Informing future therapies
Immune cells are found throughout the body and are now thought to play a role in almost all disease processes, whether communicable or not. Full characterization of the immune system and how it functions in different disease states would pave the way for new, more efficient treatments. Understanding how the immune system reacts in response to pathogens would allow the development of better targeted vaccines, for example. A comprehensive tumor immune atlas would enable the creation of safer, more efficient immunotherapies for cancer.

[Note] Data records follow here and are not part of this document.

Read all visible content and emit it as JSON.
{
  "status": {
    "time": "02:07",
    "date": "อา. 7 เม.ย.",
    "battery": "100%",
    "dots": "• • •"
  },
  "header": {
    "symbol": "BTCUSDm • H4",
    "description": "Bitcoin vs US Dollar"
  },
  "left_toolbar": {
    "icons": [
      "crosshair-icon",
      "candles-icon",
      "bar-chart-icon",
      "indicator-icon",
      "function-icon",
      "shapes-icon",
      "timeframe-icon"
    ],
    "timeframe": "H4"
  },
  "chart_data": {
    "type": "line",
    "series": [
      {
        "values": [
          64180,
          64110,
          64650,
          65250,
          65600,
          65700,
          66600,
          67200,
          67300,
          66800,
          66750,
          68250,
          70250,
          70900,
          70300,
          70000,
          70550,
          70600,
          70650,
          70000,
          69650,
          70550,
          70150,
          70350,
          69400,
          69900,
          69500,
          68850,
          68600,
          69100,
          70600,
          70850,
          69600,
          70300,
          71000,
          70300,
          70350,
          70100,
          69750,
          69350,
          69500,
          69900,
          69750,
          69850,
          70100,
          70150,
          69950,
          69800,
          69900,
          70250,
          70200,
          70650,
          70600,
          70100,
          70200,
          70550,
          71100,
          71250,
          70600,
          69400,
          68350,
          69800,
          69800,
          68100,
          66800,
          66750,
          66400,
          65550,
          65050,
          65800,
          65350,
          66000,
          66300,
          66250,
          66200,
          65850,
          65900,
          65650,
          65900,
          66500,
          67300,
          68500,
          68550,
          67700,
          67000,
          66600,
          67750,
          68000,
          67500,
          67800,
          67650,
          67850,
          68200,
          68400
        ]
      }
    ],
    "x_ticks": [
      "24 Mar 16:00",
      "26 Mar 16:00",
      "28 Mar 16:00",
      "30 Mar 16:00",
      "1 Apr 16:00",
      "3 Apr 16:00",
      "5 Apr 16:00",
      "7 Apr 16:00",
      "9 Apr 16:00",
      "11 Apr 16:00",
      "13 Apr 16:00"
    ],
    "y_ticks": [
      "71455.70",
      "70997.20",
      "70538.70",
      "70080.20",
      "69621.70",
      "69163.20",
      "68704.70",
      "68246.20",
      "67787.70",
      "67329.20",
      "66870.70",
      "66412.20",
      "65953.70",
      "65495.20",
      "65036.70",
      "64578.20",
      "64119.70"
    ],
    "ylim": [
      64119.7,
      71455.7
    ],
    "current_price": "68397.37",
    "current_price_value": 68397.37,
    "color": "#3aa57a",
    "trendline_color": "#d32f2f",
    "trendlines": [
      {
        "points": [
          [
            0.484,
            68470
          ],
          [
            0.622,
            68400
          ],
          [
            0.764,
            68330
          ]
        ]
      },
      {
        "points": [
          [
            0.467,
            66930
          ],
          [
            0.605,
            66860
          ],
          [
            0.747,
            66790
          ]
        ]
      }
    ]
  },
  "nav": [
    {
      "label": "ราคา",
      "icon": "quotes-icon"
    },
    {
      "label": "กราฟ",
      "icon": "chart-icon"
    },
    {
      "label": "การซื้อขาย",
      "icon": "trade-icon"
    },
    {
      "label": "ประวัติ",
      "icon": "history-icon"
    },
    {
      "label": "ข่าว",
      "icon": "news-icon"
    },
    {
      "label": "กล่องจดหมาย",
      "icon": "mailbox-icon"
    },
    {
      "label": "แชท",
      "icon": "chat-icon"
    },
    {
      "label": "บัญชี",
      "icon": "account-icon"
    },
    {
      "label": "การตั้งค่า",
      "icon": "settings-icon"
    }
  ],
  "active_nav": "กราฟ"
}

Diagnostics could also be improved by the completion of the Immune Cell Atlas. “Right now, one of the most common diagnostic tests used in the clinic is the complete blood count (CBC), which tallies the numbers of certain kinds of blood and immune cells in a patient’s blood sample,” says Dr. Regev. “But these categories are actually very broad, so having a fuller picture of the kinds and states of immune cells in the blood and their roles would allow for the development of a much more specific diagnostic test - a “CBC 2.0.””
Ultimately, the Immune Cell Atlas will serve as a comprehensive, collaborative resource to benefit researchers all around the world in better understanding health and disease. However, it’s an ongoing endeavor with far more data needed before it can be considered complete.
“It’s not a select club, it’s a grassroots initiative. Everybody is welcome to join us!” exclaims Dr. Villani.